BBA says business loan rates have declined in Jan & Feb

The leading UK trade association for the financial services and banking sector recently stated that new figures show the number of business loans has declined over the course of January and February of 2011.

According to the British Bankers’ Association’s newest figures, fewer firms have sought out finance options such as business loans in the first two months of this year compared with the same period of time in 2010.  The BBA stated that while there are just shy of 4 million relationships currently in place between financial service providers and businesses involving products such as small business bank accounts, only around 510,000 of that figure is comprised of business lending relationships.

The outstanding value of all business lending was listed to be in excess of £42 billion by the BBA.  Overdraft borrowing was listed at £7.6 billion, added the trade association.

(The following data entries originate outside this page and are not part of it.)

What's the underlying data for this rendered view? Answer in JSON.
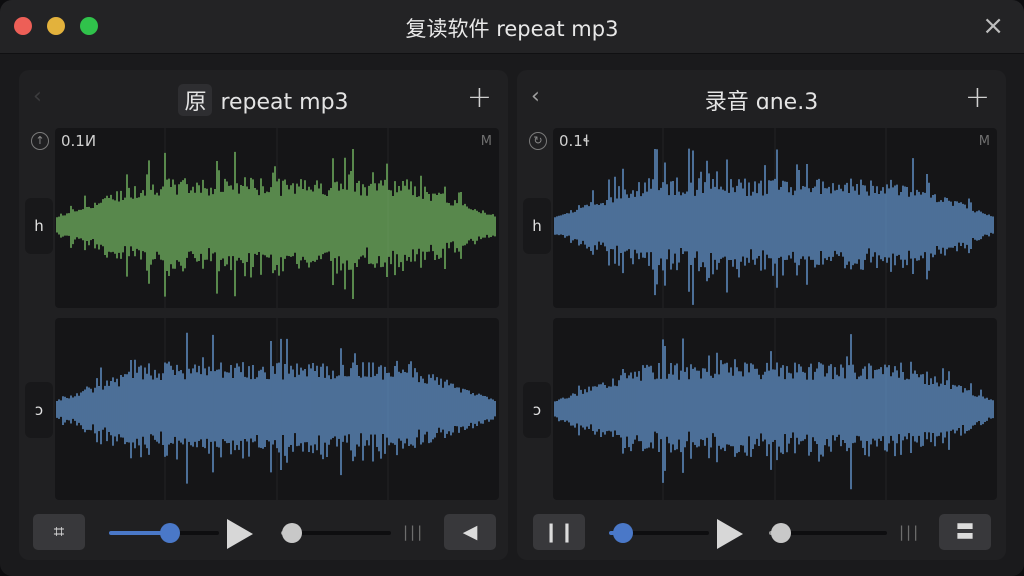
{
  "window": {
    "title": "复读软件 repeat mp3",
    "close_icon": "×"
  },
  "panels": [
    {
      "badge": "原",
      "title": "repeat mp3",
      "back_glyph": "‹",
      "add_glyph": "+",
      "time": "0.1И",
      "marker": "M",
      "channel_top": "h",
      "channel_bottom": "ɔ",
      "top_color": "#6aa55a",
      "bottom_color": "#5a86b8",
      "left_button": "⌗",
      "right_button": "◀",
      "progress": 0.55,
      "volume": 0.1
    },
    {
      "badge": "",
      "title": "录音 ɑne.3",
      "back_glyph": "‹",
      "add_glyph": "+",
      "time": "0.1ɬ",
      "marker": "M",
      "channel_top": "h",
      "channel_bottom": "ɔ",
      "top_color": "#5a86b8",
      "bottom_color": "#5a86b8",
      "left_button": "❙❙",
      "right_button": "〓",
      "progress": 0.14,
      "volume": 0.1
    }
  ],
  "colors": {
    "accent": "#4a78c8",
    "traffic_red": "#ed5f57",
    "traffic_yellow": "#e3b23c",
    "traffic_green": "#30c24b"
  }
}
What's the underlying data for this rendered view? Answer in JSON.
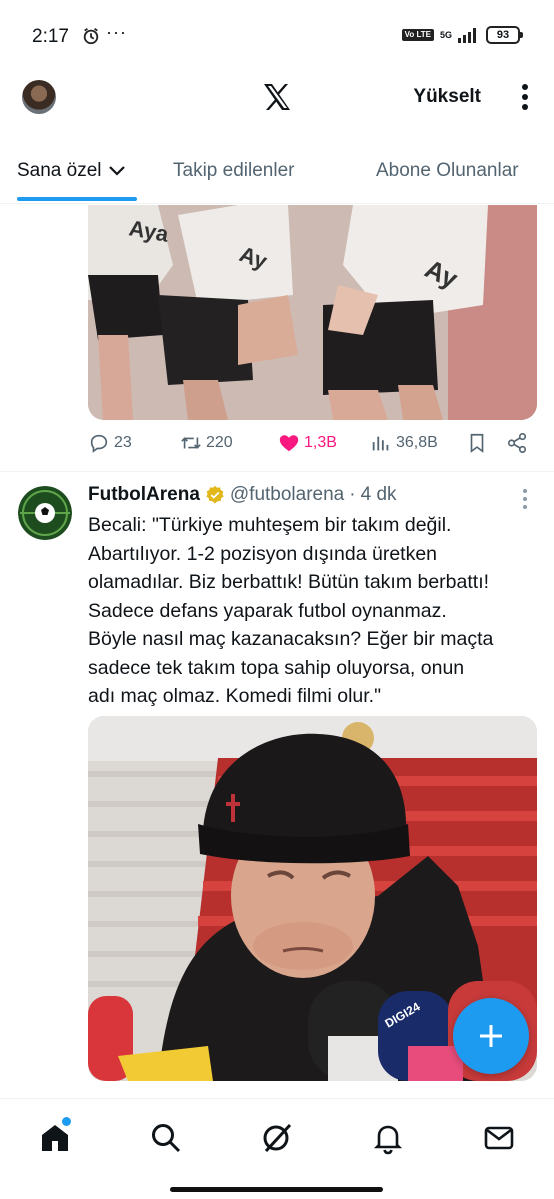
{
  "status_bar": {
    "time": "2:17",
    "more": "···",
    "volte": "Vo LTE",
    "network": "5G",
    "battery": "93"
  },
  "header": {
    "logo_icon": "x-logo-icon",
    "upgrade_label": "Yükselt"
  },
  "tabs": [
    {
      "label": "Sana özel",
      "active": true
    },
    {
      "label": "Takip edilenler",
      "active": false
    },
    {
      "label": "Abone Olunanlar",
      "active": false
    }
  ],
  "prev_tweet": {
    "replies": "23",
    "reposts": "220",
    "likes": "1,3B",
    "views": "36,8B"
  },
  "tweet": {
    "name": "FutbolArena",
    "handle": "@futbolarena",
    "separator": "·",
    "time": "4 dk",
    "text_lines": [
      "Becali: \"Türkiye muhteşem bir takım değil.",
      "Abartılıyor. 1-2 pozisyon dışında üretken",
      "olamadılar. Biz berbattık! Bütün takım berbattı!",
      "Sadece defans yaparak futbol oynanmaz.",
      "Böyle nasıl maç kazanacaksın? Eğer bir maçta",
      "sadece tek takım topa sahip oluyorsa, onun",
      "adı maç olmaz. Komedi filmi olur.\""
    ],
    "verified_color": "#e2b719"
  },
  "colors": {
    "accent": "#1d9bf0",
    "like": "#f91880",
    "muted": "#536471"
  },
  "bottom_nav": [
    "home-icon",
    "search-icon",
    "grok-icon",
    "notifications-icon",
    "messages-icon"
  ]
}
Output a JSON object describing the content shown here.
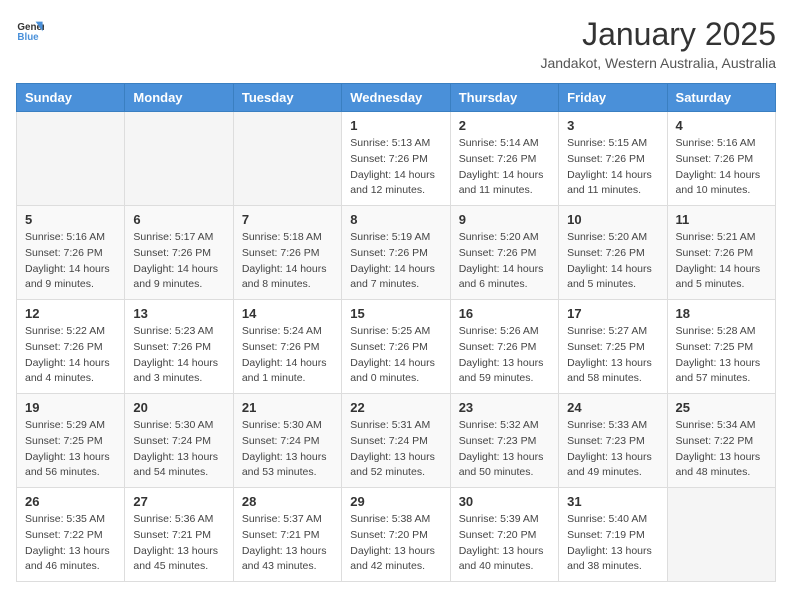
{
  "header": {
    "logo_general": "General",
    "logo_blue": "Blue",
    "month_year": "January 2025",
    "location": "Jandakot, Western Australia, Australia"
  },
  "days_of_week": [
    "Sunday",
    "Monday",
    "Tuesday",
    "Wednesday",
    "Thursday",
    "Friday",
    "Saturday"
  ],
  "weeks": [
    [
      {
        "day": "",
        "info": ""
      },
      {
        "day": "",
        "info": ""
      },
      {
        "day": "",
        "info": ""
      },
      {
        "day": "1",
        "info": "Sunrise: 5:13 AM\nSunset: 7:26 PM\nDaylight: 14 hours and 12 minutes."
      },
      {
        "day": "2",
        "info": "Sunrise: 5:14 AM\nSunset: 7:26 PM\nDaylight: 14 hours and 11 minutes."
      },
      {
        "day": "3",
        "info": "Sunrise: 5:15 AM\nSunset: 7:26 PM\nDaylight: 14 hours and 11 minutes."
      },
      {
        "day": "4",
        "info": "Sunrise: 5:16 AM\nSunset: 7:26 PM\nDaylight: 14 hours and 10 minutes."
      }
    ],
    [
      {
        "day": "5",
        "info": "Sunrise: 5:16 AM\nSunset: 7:26 PM\nDaylight: 14 hours and 9 minutes."
      },
      {
        "day": "6",
        "info": "Sunrise: 5:17 AM\nSunset: 7:26 PM\nDaylight: 14 hours and 9 minutes."
      },
      {
        "day": "7",
        "info": "Sunrise: 5:18 AM\nSunset: 7:26 PM\nDaylight: 14 hours and 8 minutes."
      },
      {
        "day": "8",
        "info": "Sunrise: 5:19 AM\nSunset: 7:26 PM\nDaylight: 14 hours and 7 minutes."
      },
      {
        "day": "9",
        "info": "Sunrise: 5:20 AM\nSunset: 7:26 PM\nDaylight: 14 hours and 6 minutes."
      },
      {
        "day": "10",
        "info": "Sunrise: 5:20 AM\nSunset: 7:26 PM\nDaylight: 14 hours and 5 minutes."
      },
      {
        "day": "11",
        "info": "Sunrise: 5:21 AM\nSunset: 7:26 PM\nDaylight: 14 hours and 5 minutes."
      }
    ],
    [
      {
        "day": "12",
        "info": "Sunrise: 5:22 AM\nSunset: 7:26 PM\nDaylight: 14 hours and 4 minutes."
      },
      {
        "day": "13",
        "info": "Sunrise: 5:23 AM\nSunset: 7:26 PM\nDaylight: 14 hours and 3 minutes."
      },
      {
        "day": "14",
        "info": "Sunrise: 5:24 AM\nSunset: 7:26 PM\nDaylight: 14 hours and 1 minute."
      },
      {
        "day": "15",
        "info": "Sunrise: 5:25 AM\nSunset: 7:26 PM\nDaylight: 14 hours and 0 minutes."
      },
      {
        "day": "16",
        "info": "Sunrise: 5:26 AM\nSunset: 7:26 PM\nDaylight: 13 hours and 59 minutes."
      },
      {
        "day": "17",
        "info": "Sunrise: 5:27 AM\nSunset: 7:25 PM\nDaylight: 13 hours and 58 minutes."
      },
      {
        "day": "18",
        "info": "Sunrise: 5:28 AM\nSunset: 7:25 PM\nDaylight: 13 hours and 57 minutes."
      }
    ],
    [
      {
        "day": "19",
        "info": "Sunrise: 5:29 AM\nSunset: 7:25 PM\nDaylight: 13 hours and 56 minutes."
      },
      {
        "day": "20",
        "info": "Sunrise: 5:30 AM\nSunset: 7:24 PM\nDaylight: 13 hours and 54 minutes."
      },
      {
        "day": "21",
        "info": "Sunrise: 5:30 AM\nSunset: 7:24 PM\nDaylight: 13 hours and 53 minutes."
      },
      {
        "day": "22",
        "info": "Sunrise: 5:31 AM\nSunset: 7:24 PM\nDaylight: 13 hours and 52 minutes."
      },
      {
        "day": "23",
        "info": "Sunrise: 5:32 AM\nSunset: 7:23 PM\nDaylight: 13 hours and 50 minutes."
      },
      {
        "day": "24",
        "info": "Sunrise: 5:33 AM\nSunset: 7:23 PM\nDaylight: 13 hours and 49 minutes."
      },
      {
        "day": "25",
        "info": "Sunrise: 5:34 AM\nSunset: 7:22 PM\nDaylight: 13 hours and 48 minutes."
      }
    ],
    [
      {
        "day": "26",
        "info": "Sunrise: 5:35 AM\nSunset: 7:22 PM\nDaylight: 13 hours and 46 minutes."
      },
      {
        "day": "27",
        "info": "Sunrise: 5:36 AM\nSunset: 7:21 PM\nDaylight: 13 hours and 45 minutes."
      },
      {
        "day": "28",
        "info": "Sunrise: 5:37 AM\nSunset: 7:21 PM\nDaylight: 13 hours and 43 minutes."
      },
      {
        "day": "29",
        "info": "Sunrise: 5:38 AM\nSunset: 7:20 PM\nDaylight: 13 hours and 42 minutes."
      },
      {
        "day": "30",
        "info": "Sunrise: 5:39 AM\nSunset: 7:20 PM\nDaylight: 13 hours and 40 minutes."
      },
      {
        "day": "31",
        "info": "Sunrise: 5:40 AM\nSunset: 7:19 PM\nDaylight: 13 hours and 38 minutes."
      },
      {
        "day": "",
        "info": ""
      }
    ]
  ]
}
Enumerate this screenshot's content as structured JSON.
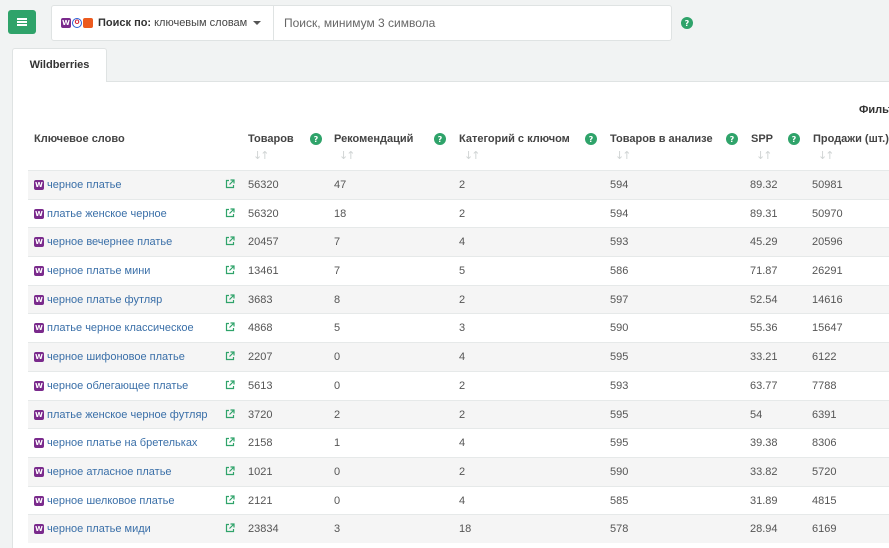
{
  "toolbar": {
    "search_mode_label": "Поиск по:",
    "search_mode_value": "ключевым словам",
    "search_placeholder": "Поиск, минимум 3 символа",
    "help_icon_glyph": "?"
  },
  "tabs": [
    {
      "label": "Wildberries",
      "active": true
    }
  ],
  "filter_label": "Фильт",
  "table": {
    "columns": {
      "keyword": "Ключевое слово",
      "products": "Товаров",
      "recommendations": "Рекомендаций",
      "categories": "Категорий с ключом",
      "in_analysis": "Товаров в анализе",
      "spp": "SPP",
      "sales": "Продажи (шт.)"
    },
    "sort_icon": "↓↑",
    "rows": [
      {
        "keyword": "черное платье",
        "products": "56320",
        "recommendations": "47",
        "categories": "2",
        "in_analysis": "594",
        "spp": "89.32",
        "sales": "50981"
      },
      {
        "keyword": "платье женское черное",
        "products": "56320",
        "recommendations": "18",
        "categories": "2",
        "in_analysis": "594",
        "spp": "89.31",
        "sales": "50970"
      },
      {
        "keyword": "черное вечернее платье",
        "products": "20457",
        "recommendations": "7",
        "categories": "4",
        "in_analysis": "593",
        "spp": "45.29",
        "sales": "20596"
      },
      {
        "keyword": "черное платье мини",
        "products": "13461",
        "recommendations": "7",
        "categories": "5",
        "in_analysis": "586",
        "spp": "71.87",
        "sales": "26291"
      },
      {
        "keyword": "черное платье футляр",
        "products": "3683",
        "recommendations": "8",
        "categories": "2",
        "in_analysis": "597",
        "spp": "52.54",
        "sales": "14616"
      },
      {
        "keyword": "платье черное классическое",
        "products": "4868",
        "recommendations": "5",
        "categories": "3",
        "in_analysis": "590",
        "spp": "55.36",
        "sales": "15647"
      },
      {
        "keyword": "черное шифоновое платье",
        "products": "2207",
        "recommendations": "0",
        "categories": "4",
        "in_analysis": "595",
        "spp": "33.21",
        "sales": "6122"
      },
      {
        "keyword": "черное облегающее платье",
        "products": "5613",
        "recommendations": "0",
        "categories": "2",
        "in_analysis": "593",
        "spp": "63.77",
        "sales": "7788"
      },
      {
        "keyword": "платье женское черное футляр",
        "products": "3720",
        "recommendations": "2",
        "categories": "2",
        "in_analysis": "595",
        "spp": "54",
        "sales": "6391"
      },
      {
        "keyword": "черное платье на бретельках",
        "products": "2158",
        "recommendations": "1",
        "categories": "4",
        "in_analysis": "595",
        "spp": "39.38",
        "sales": "8306"
      },
      {
        "keyword": "черное атласное платье",
        "products": "1021",
        "recommendations": "0",
        "categories": "2",
        "in_analysis": "590",
        "spp": "33.82",
        "sales": "5720"
      },
      {
        "keyword": "черное шелковое платье",
        "products": "2121",
        "recommendations": "0",
        "categories": "4",
        "in_analysis": "585",
        "spp": "31.89",
        "sales": "4815"
      },
      {
        "keyword": "черное платье миди",
        "products": "23834",
        "recommendations": "3",
        "categories": "18",
        "in_analysis": "578",
        "spp": "28.94",
        "sales": "6169"
      }
    ]
  },
  "colors": {
    "accent": "#2fa36a",
    "link": "#3a6fa8",
    "wildberries": "#7a2a8c"
  },
  "icons": {
    "marketplace_badge": "W",
    "ozon_badge": "O"
  }
}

BBA statistics director, David Dooks, commented on the new figures, noting that the numbers may appear to be stable but are actually representative of a decline when contrasted with the figures recorded in the first two months of 2010.  However Mr Dooks added that in January and February combined, more than 100,00 small firms opened accounts with the most popular High Street business account providers even after December established that there had been a traditional reduction in such relationships at that point in time.

This announcement comes on the heels of one banking expert stating that organisations may find it becomes more difficult to secure finance from lending institutions in the coming months.

The Forum of Private Business’ Phil McCabe stated that firms could find it harder to get business loans in the immediate future. Industry experts agree that if the Bank of England’s Monetary Policy Committee approves a hike to the base rate this could make it more expensive for firms to make loan repayments.